Co-written and magnificently directed by Regis Wargnier ("Indochine") -- who based his story on real accounts of Westernized families tricked into returning to lives (or deaths) of misery in the USSR -- the film is awash in Marie's fear and desperation as she watches her husband reluctantly become a spiritless Soviet stooge.

Along with their young son, the couple are assigned a single room of a large, decaying, former bourgeoisie home, currently shared by a dozen residents and overseen by a wearied, broken babushka who had grown up in the house in another lifetime, the happy daughter of a wealthy family before the Bolshevik Revolution.

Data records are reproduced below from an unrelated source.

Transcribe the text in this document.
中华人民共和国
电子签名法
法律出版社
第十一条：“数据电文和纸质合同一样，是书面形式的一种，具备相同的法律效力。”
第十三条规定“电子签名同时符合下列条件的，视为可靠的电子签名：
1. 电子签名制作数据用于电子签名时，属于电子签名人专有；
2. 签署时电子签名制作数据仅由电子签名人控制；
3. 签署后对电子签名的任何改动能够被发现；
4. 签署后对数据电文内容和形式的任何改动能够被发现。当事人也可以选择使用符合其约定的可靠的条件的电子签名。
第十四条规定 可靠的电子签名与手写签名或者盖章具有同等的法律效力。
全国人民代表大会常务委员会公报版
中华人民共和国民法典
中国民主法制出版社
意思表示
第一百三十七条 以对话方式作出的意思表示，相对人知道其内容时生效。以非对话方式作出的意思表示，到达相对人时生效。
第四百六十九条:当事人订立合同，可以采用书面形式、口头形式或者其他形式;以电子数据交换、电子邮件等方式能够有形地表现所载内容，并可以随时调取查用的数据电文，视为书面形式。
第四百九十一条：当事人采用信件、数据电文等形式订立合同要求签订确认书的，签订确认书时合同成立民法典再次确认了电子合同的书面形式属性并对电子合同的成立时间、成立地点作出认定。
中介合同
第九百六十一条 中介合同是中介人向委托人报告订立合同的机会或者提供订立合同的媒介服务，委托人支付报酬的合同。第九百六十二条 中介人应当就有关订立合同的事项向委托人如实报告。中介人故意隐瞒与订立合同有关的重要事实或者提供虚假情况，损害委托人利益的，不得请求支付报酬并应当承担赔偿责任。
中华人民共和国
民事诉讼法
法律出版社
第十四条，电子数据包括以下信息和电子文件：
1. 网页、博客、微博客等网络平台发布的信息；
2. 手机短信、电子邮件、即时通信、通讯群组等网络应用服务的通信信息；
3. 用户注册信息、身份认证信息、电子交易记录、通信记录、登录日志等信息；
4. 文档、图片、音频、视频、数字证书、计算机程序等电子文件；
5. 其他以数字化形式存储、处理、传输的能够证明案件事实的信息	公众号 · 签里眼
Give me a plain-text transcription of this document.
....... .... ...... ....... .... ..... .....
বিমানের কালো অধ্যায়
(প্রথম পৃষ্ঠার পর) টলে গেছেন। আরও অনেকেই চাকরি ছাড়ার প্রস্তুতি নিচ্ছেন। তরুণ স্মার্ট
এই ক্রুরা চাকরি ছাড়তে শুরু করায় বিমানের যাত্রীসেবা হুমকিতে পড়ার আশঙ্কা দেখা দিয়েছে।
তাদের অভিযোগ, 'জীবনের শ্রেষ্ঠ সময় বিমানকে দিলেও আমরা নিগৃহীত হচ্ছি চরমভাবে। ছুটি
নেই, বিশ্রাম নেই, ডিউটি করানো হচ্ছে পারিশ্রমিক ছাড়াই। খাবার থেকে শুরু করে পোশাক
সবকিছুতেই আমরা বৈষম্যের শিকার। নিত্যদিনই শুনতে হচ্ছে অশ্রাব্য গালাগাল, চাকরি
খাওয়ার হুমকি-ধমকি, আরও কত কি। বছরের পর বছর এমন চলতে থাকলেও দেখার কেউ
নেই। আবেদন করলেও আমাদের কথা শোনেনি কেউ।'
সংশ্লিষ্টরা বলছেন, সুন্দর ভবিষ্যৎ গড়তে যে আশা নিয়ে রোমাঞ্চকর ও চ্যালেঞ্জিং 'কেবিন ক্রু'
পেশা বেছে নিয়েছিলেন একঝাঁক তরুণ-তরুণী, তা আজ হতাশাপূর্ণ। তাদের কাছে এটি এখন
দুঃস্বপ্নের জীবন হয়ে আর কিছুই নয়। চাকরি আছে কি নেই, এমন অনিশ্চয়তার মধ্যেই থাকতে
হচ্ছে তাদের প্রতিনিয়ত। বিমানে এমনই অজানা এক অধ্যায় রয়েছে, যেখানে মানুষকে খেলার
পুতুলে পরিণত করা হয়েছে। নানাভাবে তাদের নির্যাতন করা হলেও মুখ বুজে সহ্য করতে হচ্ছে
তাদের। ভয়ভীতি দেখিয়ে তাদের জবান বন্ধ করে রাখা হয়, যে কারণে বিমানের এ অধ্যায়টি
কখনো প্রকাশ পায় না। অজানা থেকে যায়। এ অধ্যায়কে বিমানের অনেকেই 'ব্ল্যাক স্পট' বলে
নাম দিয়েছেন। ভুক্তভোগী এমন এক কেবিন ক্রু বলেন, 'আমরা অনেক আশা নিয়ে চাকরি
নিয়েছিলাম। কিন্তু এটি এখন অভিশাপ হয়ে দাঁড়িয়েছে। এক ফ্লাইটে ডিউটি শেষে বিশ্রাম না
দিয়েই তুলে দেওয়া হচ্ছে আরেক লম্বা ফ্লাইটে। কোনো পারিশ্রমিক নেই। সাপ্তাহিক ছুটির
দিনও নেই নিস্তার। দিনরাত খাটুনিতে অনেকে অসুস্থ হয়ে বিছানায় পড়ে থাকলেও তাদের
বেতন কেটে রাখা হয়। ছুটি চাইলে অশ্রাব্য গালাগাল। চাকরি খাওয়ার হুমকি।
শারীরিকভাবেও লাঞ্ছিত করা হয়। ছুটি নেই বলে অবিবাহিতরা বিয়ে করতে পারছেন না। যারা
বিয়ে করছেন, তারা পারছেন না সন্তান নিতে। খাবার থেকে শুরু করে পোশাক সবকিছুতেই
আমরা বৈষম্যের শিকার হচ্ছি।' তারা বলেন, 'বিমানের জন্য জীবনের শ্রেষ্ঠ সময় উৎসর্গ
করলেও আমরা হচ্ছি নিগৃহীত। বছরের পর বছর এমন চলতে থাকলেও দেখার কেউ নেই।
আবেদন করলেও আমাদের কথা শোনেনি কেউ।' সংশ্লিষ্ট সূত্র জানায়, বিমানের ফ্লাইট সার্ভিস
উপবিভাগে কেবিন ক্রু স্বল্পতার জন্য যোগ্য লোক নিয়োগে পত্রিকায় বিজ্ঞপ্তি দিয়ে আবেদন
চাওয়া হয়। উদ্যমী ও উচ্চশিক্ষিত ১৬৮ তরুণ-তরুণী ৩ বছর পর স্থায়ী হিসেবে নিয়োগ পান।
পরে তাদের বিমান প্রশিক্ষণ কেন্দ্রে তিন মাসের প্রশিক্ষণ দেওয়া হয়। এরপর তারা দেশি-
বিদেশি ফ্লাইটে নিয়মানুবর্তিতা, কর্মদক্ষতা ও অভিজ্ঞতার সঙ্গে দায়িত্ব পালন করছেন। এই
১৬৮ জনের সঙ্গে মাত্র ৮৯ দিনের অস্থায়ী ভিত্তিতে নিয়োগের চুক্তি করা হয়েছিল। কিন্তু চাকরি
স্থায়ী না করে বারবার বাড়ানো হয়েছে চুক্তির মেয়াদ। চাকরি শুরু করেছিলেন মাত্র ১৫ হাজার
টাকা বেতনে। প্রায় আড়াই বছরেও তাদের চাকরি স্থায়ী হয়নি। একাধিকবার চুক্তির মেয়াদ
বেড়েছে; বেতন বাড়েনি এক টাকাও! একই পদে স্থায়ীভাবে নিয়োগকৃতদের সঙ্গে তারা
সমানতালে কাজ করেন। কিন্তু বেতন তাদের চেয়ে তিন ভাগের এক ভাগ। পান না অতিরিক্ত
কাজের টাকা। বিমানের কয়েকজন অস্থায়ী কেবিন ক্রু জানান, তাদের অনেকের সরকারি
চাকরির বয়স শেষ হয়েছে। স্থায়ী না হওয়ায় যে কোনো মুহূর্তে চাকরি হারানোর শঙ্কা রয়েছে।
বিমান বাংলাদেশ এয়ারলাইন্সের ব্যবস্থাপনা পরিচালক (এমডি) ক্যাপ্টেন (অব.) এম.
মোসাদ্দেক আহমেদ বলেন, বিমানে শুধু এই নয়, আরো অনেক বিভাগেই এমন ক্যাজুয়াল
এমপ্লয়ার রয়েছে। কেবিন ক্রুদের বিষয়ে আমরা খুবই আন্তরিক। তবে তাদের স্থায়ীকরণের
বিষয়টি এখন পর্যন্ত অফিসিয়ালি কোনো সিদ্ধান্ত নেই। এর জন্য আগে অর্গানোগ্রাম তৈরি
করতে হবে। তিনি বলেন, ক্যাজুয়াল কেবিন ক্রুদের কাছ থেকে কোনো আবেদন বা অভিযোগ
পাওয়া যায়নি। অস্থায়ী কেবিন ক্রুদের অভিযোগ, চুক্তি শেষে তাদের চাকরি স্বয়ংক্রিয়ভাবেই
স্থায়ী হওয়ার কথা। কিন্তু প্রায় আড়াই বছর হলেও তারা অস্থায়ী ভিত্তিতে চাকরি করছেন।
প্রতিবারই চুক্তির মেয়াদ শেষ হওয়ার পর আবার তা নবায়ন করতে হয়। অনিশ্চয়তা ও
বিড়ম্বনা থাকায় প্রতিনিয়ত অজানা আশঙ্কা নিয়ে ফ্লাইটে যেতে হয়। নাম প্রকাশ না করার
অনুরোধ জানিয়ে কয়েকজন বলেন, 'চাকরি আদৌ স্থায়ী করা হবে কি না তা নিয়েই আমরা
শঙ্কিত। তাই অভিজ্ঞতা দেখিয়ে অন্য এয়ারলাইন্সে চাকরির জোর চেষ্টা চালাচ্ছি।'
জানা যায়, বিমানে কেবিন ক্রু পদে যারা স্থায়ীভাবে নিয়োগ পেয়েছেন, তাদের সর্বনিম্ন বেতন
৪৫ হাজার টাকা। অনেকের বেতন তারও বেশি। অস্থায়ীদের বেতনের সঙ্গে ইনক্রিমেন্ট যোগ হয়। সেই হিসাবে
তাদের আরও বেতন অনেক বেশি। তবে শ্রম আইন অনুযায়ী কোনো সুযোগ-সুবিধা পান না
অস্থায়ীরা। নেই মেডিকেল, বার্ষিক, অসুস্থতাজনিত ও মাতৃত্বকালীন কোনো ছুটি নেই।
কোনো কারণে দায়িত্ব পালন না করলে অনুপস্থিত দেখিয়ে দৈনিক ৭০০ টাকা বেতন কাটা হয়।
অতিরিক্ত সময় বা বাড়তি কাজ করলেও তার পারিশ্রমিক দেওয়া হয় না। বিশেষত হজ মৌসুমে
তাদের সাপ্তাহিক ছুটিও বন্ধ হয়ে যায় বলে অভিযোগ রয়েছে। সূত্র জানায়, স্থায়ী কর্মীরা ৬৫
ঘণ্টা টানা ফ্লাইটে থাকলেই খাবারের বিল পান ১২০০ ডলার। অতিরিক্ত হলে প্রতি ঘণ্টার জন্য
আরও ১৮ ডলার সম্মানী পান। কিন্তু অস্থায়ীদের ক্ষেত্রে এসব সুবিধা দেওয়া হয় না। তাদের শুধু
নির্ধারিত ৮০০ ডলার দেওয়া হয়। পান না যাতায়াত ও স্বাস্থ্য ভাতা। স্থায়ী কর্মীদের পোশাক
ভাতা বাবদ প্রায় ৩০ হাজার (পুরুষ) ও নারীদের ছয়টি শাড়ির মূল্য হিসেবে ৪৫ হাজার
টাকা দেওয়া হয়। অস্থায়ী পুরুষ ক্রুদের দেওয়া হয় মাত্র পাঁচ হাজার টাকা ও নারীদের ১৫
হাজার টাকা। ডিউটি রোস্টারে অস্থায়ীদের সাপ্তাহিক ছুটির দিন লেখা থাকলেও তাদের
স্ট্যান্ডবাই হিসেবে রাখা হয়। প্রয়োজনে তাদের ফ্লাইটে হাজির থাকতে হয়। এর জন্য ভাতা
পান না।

Under constant scrutiny by neighbors and other informants, Marie learns quickly the cost of clinging to her Western ways when her French-speaking friendship with the landlady (who cautions her to "try to forget France") gets the old woman arrested. She's never seen again.

When her husband inexplicably abandons her for a licentious, loose-tongued neighbor (for reasons that come to light later), Marie forms a relationship with the woman's teenage grandson (Serguei Bodrov, Jr., also from "Prisoner of the Mountains"), a potential Olympic swimmer whom she hopes might be able to deliver a plea for help to a French embassy during his travels abroad.

What she doesn't realize is that the Cold War has dropped overwhelming global issues into the laps of Western diplomats and any kind of liberation is highly unlikely. Her singular true hope is to contact an activist French stage diva (played by Catherine Deneuve) on a tour of Russia, who might be willing to smuggle her family out of the country.

Packed frame-by-frame with crushing tension, fear and bottled-up emotion, "East-West" is a demanding, exhausting and ultimately rewarding socio-political drama that builds a visceral connection to Marie's tormented psyche. Bonnaire's deeply perseverant performance is so utterly absorbing that the betrayal she feels toward her unfaithful husband becomes the audience's ire and her ardent hope of dangerous aid from the enthralling Deneuve makes the heart race with adrenaline.

Menchikov does a fine job in a tough spot as the ambiguous Alexei, whose horror at what he's brought on his family lead him to sacrifices that will haunt him his whole life.

But the film would not have the lasting impact it does without Wargnier's conscientious and astute direction. The melancholy atmosphere that hangs over his indisposed immigrant family is thick with of grief and jeopardy. The film is resplendent with powerful and handsome imagery, like the churning, dark waters -- a symbol of the heroine's emotional condition -- which are revisited at the ruins of a river boathouse where Marie helps the young swimmer train, hoping his talent will in some way help lead to escape.

"East-West" is a standout among the abundance of affecting post-war movies made all over the Western world -- not only as a completely unique story, but as a splendid, gripping work of cinema, much deserving of the Best Foreign Film Oscar nomination it received earlier this year.